Segunda-feira, 2 de fevereiro de 2015 - 9h19
Antonina receberá R$ 160 milhões em investimentos logísticos
Com as obras, a capacidade de importação do terminal passará dos atuais 2 milhões de toneladas para 4 milhões por ano

Ao longo dos próximos quatro anos, o Porto de Antonina receberá mais de R$ 160 milhões em investimentos. O anúncio foi feito no dia 30 de janeiro pela empresa russa Uralkali. O aporte, que irá resultar na construção de um novo berço de atracação no Terminal Ponta do Félix, dois novos armazéns para 120 mil toneladas de carga e a melhoria do sistema de movimentação, deve dobrar a capacidade de descarregamento de fertilizantes do porto. Com as obras, a capacidade de importação do terminal passará dos atuais 2 milhões de toneladas para 4 milhões de toneladas por ano.

A modernização do Porto de Antonina foi fundamental para atrair os investimentos russos. A nova dragagem foi apontada pelo grupo de empresários como determinante para que um maior volume de cloreto de potássio pudesse ser importado por meio do porto da cidade.

Segundo o secretário de Infraestrutura e Logística, José Richa Filho, estes investimentos fizeram de Antonina uma das melhores opções para as empresas que operam este tipo de atividade. “Também conseguimos diminuir o tempo de espera dos navios no porto.

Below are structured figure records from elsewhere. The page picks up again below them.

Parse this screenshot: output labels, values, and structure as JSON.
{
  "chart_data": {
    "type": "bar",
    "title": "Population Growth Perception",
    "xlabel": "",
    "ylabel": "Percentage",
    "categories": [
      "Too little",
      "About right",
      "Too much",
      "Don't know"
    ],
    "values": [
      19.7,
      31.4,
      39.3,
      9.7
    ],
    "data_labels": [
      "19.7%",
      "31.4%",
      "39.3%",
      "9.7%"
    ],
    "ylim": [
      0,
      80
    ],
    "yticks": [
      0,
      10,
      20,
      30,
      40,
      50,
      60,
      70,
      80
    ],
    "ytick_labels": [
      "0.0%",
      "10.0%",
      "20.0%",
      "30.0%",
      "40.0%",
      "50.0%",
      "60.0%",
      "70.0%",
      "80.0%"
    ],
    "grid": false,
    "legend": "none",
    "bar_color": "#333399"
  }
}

A Uralkali vem ao Paraná fazer este investimento por acreditar na transformação que está acontecendo nos portos do estado”, explica o secretário.

A iniciativa impulsiona diretamente o agronegócio paranaense. De acordo com o diretor-presidente da Administração dos Portos de Paranaguá e Antonina (Appa), Luiz Henrique Dividino, um sistema de descarregamento mais eficiente de fertilizantes reduz os custos logísticos e diminui o preço dos insumos que chegam ao produtor agrícola local. “Favorece diretamente o principal setor da economia paranaense, que é o agronegócio. As tratativas para o investimento já estão definidas, com as licenças ambientais já liberadas”, afirma.

Atualmente, a Uralkali responde por 25% de toda a produção global de potássio. O Porto de Antonina é a principal opção da empresa para a movimentação de produtos e para suprir o agricultor brasileiro com fertilizantes.